The long-established Central Avenue facility had been due to close in the summer along with all its other sister offices in Annandale and Eskdale.
But following a growing public and political backlash to the largely publicly-owned bank’s plan to close 62 of their Scottish branches, 10 have been given, at least, a temporary reprieve.
While Gretna receives a second chance, other branches at Annan, Lockerbie and Langholm are still due to close as planned.
Executives are understood to be looking to see if the border branch picks up extra counter business when the other local banks close their doors.
RBS confirmed that in the coming months they will monitor the level of transactions and new income.
They also revealed that where no buyer comes forward to purchase closed branch buildings, they would consider working with development trusts and local communities to transfer ownership for public use.

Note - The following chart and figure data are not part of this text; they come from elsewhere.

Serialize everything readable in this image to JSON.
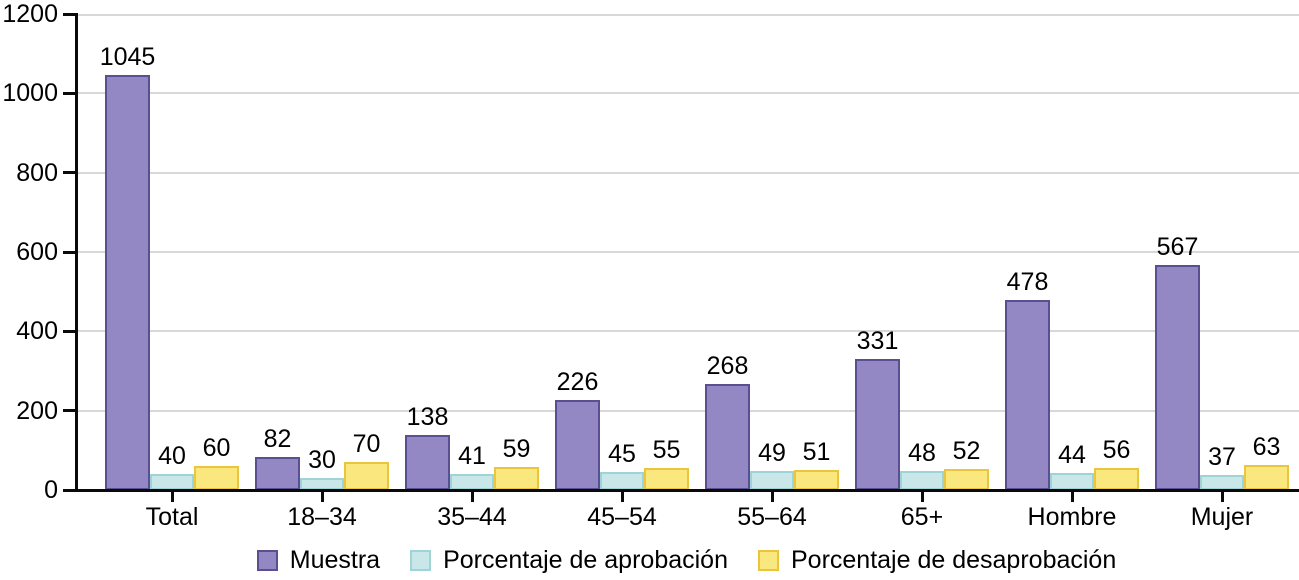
{
  "chart_data": {
    "type": "bar",
    "title": "",
    "xlabel": "",
    "ylabel": "",
    "categories": [
      "Total",
      "18–34",
      "35–44",
      "45–54",
      "55–64",
      "65+",
      "Hombre",
      "Mujer"
    ],
    "series": [
      {
        "name": "Muestra",
        "fill": "#9488c4",
        "border": "#5a4f91",
        "values": [
          1045,
          82,
          138,
          226,
          268,
          331,
          478,
          567
        ]
      },
      {
        "name": "Porcentaje de aprobación",
        "fill": "#c9e6e8",
        "border": "#9ed4d6",
        "values": [
          40,
          30,
          41,
          45,
          49,
          48,
          44,
          37
        ]
      },
      {
        "name": "Porcentaje de desaprobación",
        "fill": "#fae77d",
        "border": "#e9c63d",
        "values": [
          60,
          70,
          59,
          55,
          51,
          52,
          56,
          63
        ]
      }
    ],
    "y_ticks": [
      0,
      200,
      400,
      600,
      800,
      1000,
      1200
    ],
    "ylim": [
      0,
      1200
    ],
    "grid": true,
    "value_labels": true,
    "legend_position": "bottom"
  },
  "colors": {
    "background": "#ffffff",
    "axis": "#0a0a0a",
    "gridline": "#d8d8d8",
    "text": "#000000"
  }
}
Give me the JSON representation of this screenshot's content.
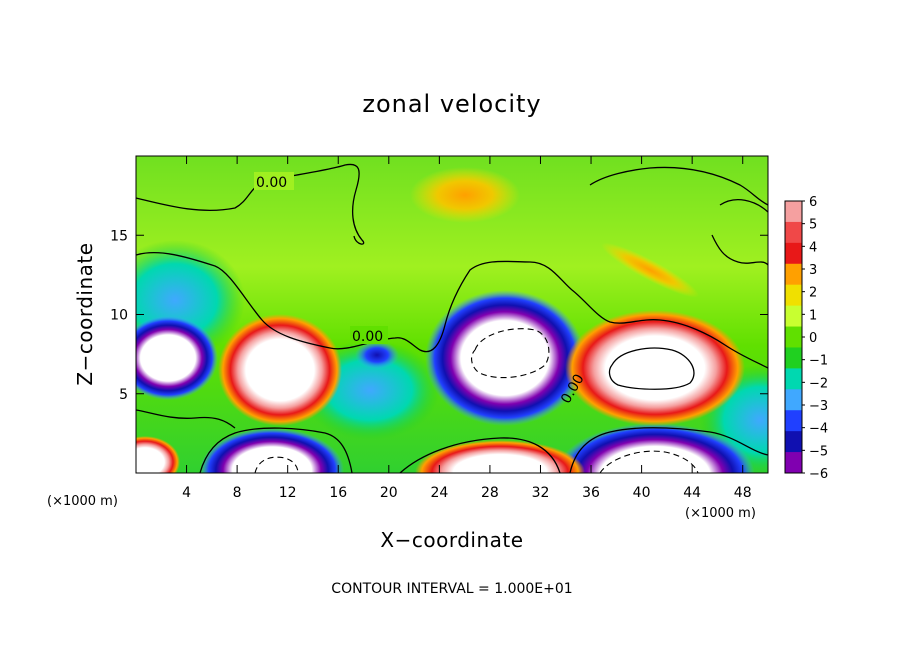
{
  "chart_data": {
    "type": "heatmap",
    "title": "zonal velocity",
    "xlabel": "X−coordinate",
    "ylabel": "Z−coordinate",
    "x_unit_left": "(×1000 m)",
    "x_unit_right": "(×1000 m)",
    "xlim": [
      0,
      50
    ],
    "ylim": [
      0,
      20
    ],
    "x_ticks": [
      4,
      8,
      12,
      16,
      20,
      24,
      28,
      32,
      36,
      40,
      44,
      48
    ],
    "y_ticks": [
      5,
      10,
      15
    ],
    "footer": "CONTOUR INTERVAL = 1.000E+01",
    "contour_labels": [
      "0.00",
      "0.00",
      "0.00"
    ],
    "colorbar": {
      "levels": [
        6,
        5,
        4,
        3,
        2,
        1,
        0,
        -1,
        -2,
        -3,
        -4,
        -5,
        -6
      ],
      "tick_labels": [
        "6",
        "5",
        "4",
        "3",
        "2",
        "1",
        "0",
        "−1",
        "−2",
        "−3",
        "−4",
        "−5",
        "−6"
      ],
      "colors": [
        "#f5a0a0",
        "#f04848",
        "#e81818",
        "#ffa000",
        "#f0e000",
        "#c8ff30",
        "#60e000",
        "#20d020",
        "#00d8b0",
        "#40a8ff",
        "#2040ff",
        "#1010b0",
        "#8000b0"
      ]
    },
    "features": [
      {
        "name": "positive-core-left",
        "x": 10.5,
        "z": 6.5,
        "value": 6
      },
      {
        "name": "positive-core-right",
        "x": 40.5,
        "z": 6.8,
        "value": 6
      },
      {
        "name": "negative-core-mid",
        "x": 29.5,
        "z": 7.2,
        "value": -6
      },
      {
        "name": "negative-core-far-left",
        "x": 2.5,
        "z": 7.2,
        "value": -6
      },
      {
        "name": "negative-core-bottom-left",
        "x": 11.5,
        "z": 1.0,
        "value": -6
      },
      {
        "name": "negative-core-bottom-right",
        "x": 41.0,
        "z": 1.0,
        "value": -6
      },
      {
        "name": "positive-core-bottom-mid",
        "x": 29.5,
        "z": 0.8,
        "value": 6
      },
      {
        "name": "positive-upper",
        "x": 26.5,
        "z": 17.5,
        "value": 3
      }
    ]
  }
}
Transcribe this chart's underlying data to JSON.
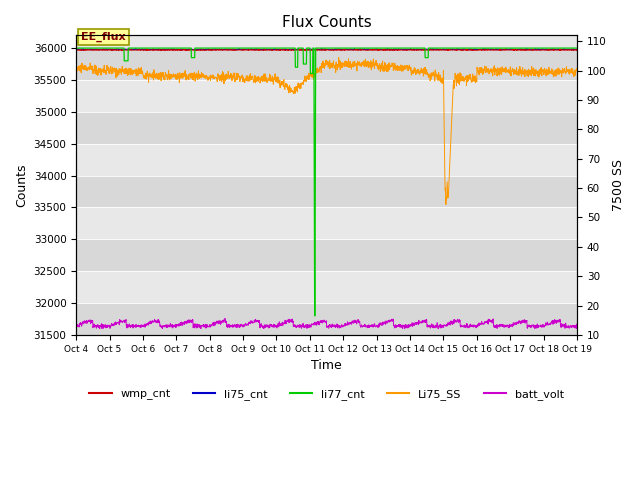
{
  "title": "Flux Counts",
  "xlabel": "Time",
  "ylabel_left": "Counts",
  "ylabel_right": "7500 SS",
  "ylim_left": [
    31500,
    36200
  ],
  "ylim_right": [
    10,
    112
  ],
  "yticks_left": [
    31500,
    32000,
    32500,
    33000,
    33500,
    34000,
    34500,
    35000,
    35500,
    36000
  ],
  "yticks_right": [
    10,
    20,
    30,
    40,
    50,
    60,
    70,
    80,
    90,
    100,
    110
  ],
  "xtick_labels": [
    "Oct 4",
    "Oct 5",
    "Oct 6",
    "Oct 7",
    "Oct 8",
    "Oct 9",
    "Oct 10",
    "Oct 11",
    "Oct 12",
    "Oct 13",
    "Oct 14",
    "Oct 15",
    "Oct 16",
    "Oct 17",
    "Oct 18",
    "Oct 19"
  ],
  "bg_color_dark": "#d8d8d8",
  "bg_color_light": "#e8e8e8",
  "fig_bg": "#ffffff",
  "legend_labels": [
    "wmp_cnt",
    "li75_cnt",
    "li77_cnt",
    "Li75_SS",
    "batt_volt"
  ],
  "legend_colors": [
    "#cc0000",
    "#0000cc",
    "#00cc00",
    "#ff9900",
    "#cc00cc"
  ],
  "annotation_label": "EE_flux",
  "annotation_color": "#800000",
  "annotation_bg": "#ffff99",
  "annotation_edge": "#999900"
}
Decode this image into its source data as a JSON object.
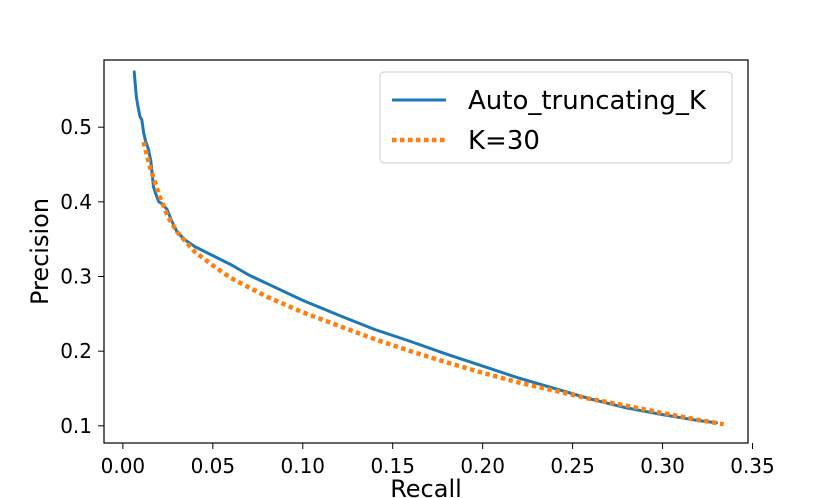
{
  "chart_data": {
    "type": "line",
    "title": "",
    "xlabel": "Recall",
    "ylabel": "Precision",
    "xlim": [
      -0.0105,
      0.3475
    ],
    "ylim": [
      0.077,
      0.59
    ],
    "xticks": [
      0.0,
      0.05,
      0.1,
      0.15,
      0.2,
      0.25,
      0.3,
      0.35
    ],
    "xtick_labels": [
      "0.00",
      "0.05",
      "0.10",
      "0.15",
      "0.20",
      "0.25",
      "0.30",
      "0.35"
    ],
    "yticks": [
      0.1,
      0.2,
      0.3,
      0.4,
      0.5
    ],
    "ytick_labels": [
      "0.1",
      "0.2",
      "0.3",
      "0.4",
      "0.5"
    ],
    "grid": false,
    "legend_position": "top-right",
    "series": [
      {
        "name": "Auto_truncating_K",
        "color": "#1f77b4",
        "style": "solid",
        "x": [
          0.0063,
          0.0068,
          0.0075,
          0.0085,
          0.0095,
          0.0105,
          0.0115,
          0.0125,
          0.014,
          0.0155,
          0.017,
          0.0185,
          0.02,
          0.022,
          0.0245,
          0.027,
          0.03,
          0.034,
          0.04,
          0.05,
          0.06,
          0.07,
          0.085,
          0.1,
          0.12,
          0.14,
          0.16,
          0.18,
          0.2,
          0.22,
          0.24,
          0.26,
          0.28,
          0.3,
          0.32,
          0.33
        ],
        "y": [
          0.574,
          0.56,
          0.54,
          0.526,
          0.514,
          0.51,
          0.493,
          0.482,
          0.472,
          0.455,
          0.42,
          0.409,
          0.4,
          0.397,
          0.39,
          0.375,
          0.36,
          0.35,
          0.34,
          0.328,
          0.316,
          0.302,
          0.285,
          0.268,
          0.248,
          0.229,
          0.213,
          0.196,
          0.18,
          0.164,
          0.15,
          0.136,
          0.124,
          0.115,
          0.107,
          0.104
        ]
      },
      {
        "name": "K=30",
        "color": "#ff7f0e",
        "style": "dotted",
        "x": [
          0.0115,
          0.015,
          0.02,
          0.025,
          0.03,
          0.04,
          0.05,
          0.06,
          0.08,
          0.1,
          0.12,
          0.14,
          0.16,
          0.18,
          0.2,
          0.22,
          0.24,
          0.26,
          0.28,
          0.3,
          0.32,
          0.334
        ],
        "y": [
          0.48,
          0.447,
          0.41,
          0.38,
          0.36,
          0.333,
          0.315,
          0.298,
          0.273,
          0.252,
          0.234,
          0.216,
          0.2,
          0.185,
          0.171,
          0.158,
          0.147,
          0.136,
          0.127,
          0.117,
          0.108,
          0.102
        ]
      }
    ]
  }
}
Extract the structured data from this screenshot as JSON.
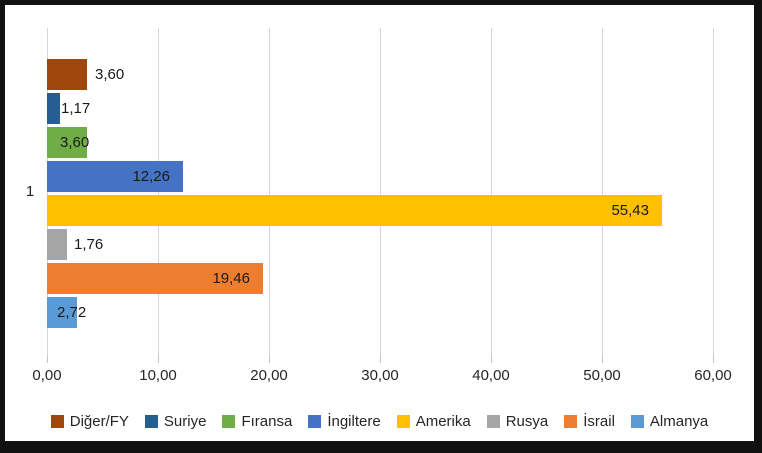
{
  "chart_data": {
    "type": "bar",
    "orientation": "horizontal",
    "title": "",
    "category": "1",
    "series": [
      {
        "name": "Diğer/FY",
        "value": 3.6,
        "label": "3,60",
        "color": "#9E480E",
        "label_mode": "out",
        "label_dx": 8
      },
      {
        "name": "Suriye",
        "value": 1.17,
        "label": "1,17",
        "color": "#255E91",
        "label_mode": "out",
        "label_dx": 1
      },
      {
        "name": "Fıransa",
        "value": 3.6,
        "label": "3,60",
        "color": "#70AD47",
        "label_mode": "out",
        "label_dx": -27
      },
      {
        "name": "İngiltere",
        "value": 12.26,
        "label": "12,26",
        "color": "#4472C4",
        "label_mode": "in",
        "label_dx": -13
      },
      {
        "name": "Amerika",
        "value": 55.43,
        "label": "55,43",
        "color": "#FFC000",
        "label_mode": "in",
        "label_dx": -13
      },
      {
        "name": "Rusya",
        "value": 1.76,
        "label": "1,76",
        "color": "#A5A5A5",
        "label_mode": "out",
        "label_dx": 7
      },
      {
        "name": "İsrail",
        "value": 19.46,
        "label": "19,46",
        "color": "#ED7D31",
        "label_mode": "in",
        "label_dx": -13
      },
      {
        "name": "Almanya",
        "value": 2.72,
        "label": "2,72",
        "color": "#5B9BD5",
        "label_mode": "out",
        "label_dx": -20
      }
    ],
    "xlim": [
      0,
      60
    ],
    "x_tick_values": [
      0,
      10,
      20,
      30,
      40,
      50,
      60
    ],
    "x_tick_labels": [
      "0,00",
      "10,00",
      "20,00",
      "30,00",
      "40,00",
      "50,00",
      "60,00"
    ],
    "grid": true,
    "gridline_color": "#d6d6d6",
    "legend_position": "bottom",
    "frame_border_color": "#111111"
  }
}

This week south west politicians condemned RBS for not going far enough to maintain their branch network.
Local Conservative MP and Scottish Secretary David Mundell welcomed the Gretna reprieve but pointed out it would be ‘worthless’ if the branch shut at Christmas.
He said: “This is merely a stay of execution for the branch and it is hugely disappointing for RBS customers in Lockerbie, Annan and Langholm who wish to have a branch on their doorstep.”
Mr Mundell encouraged Gretna RBS customers to use the branch to help secure its long-term viability.
He added: “We should never have been faced with these closures in the first place, but now RBS have an opportunity to work with local communities to secure the long-term future of the Gretna branch.”
South of Scotland Labour MSP Colin Smyth slammed what he described as the UK Government’s failure to intervene to halt the taxpayer-rescued bank’s ‘entirely preventable branch closures.’
Meanwhile, while welcoming the Gretna decision, SNP South of Scotland MSP Joan McAlpine called on Mr Mundell, as Secretary of State, to further lobby the bank “to stop these closures completely.”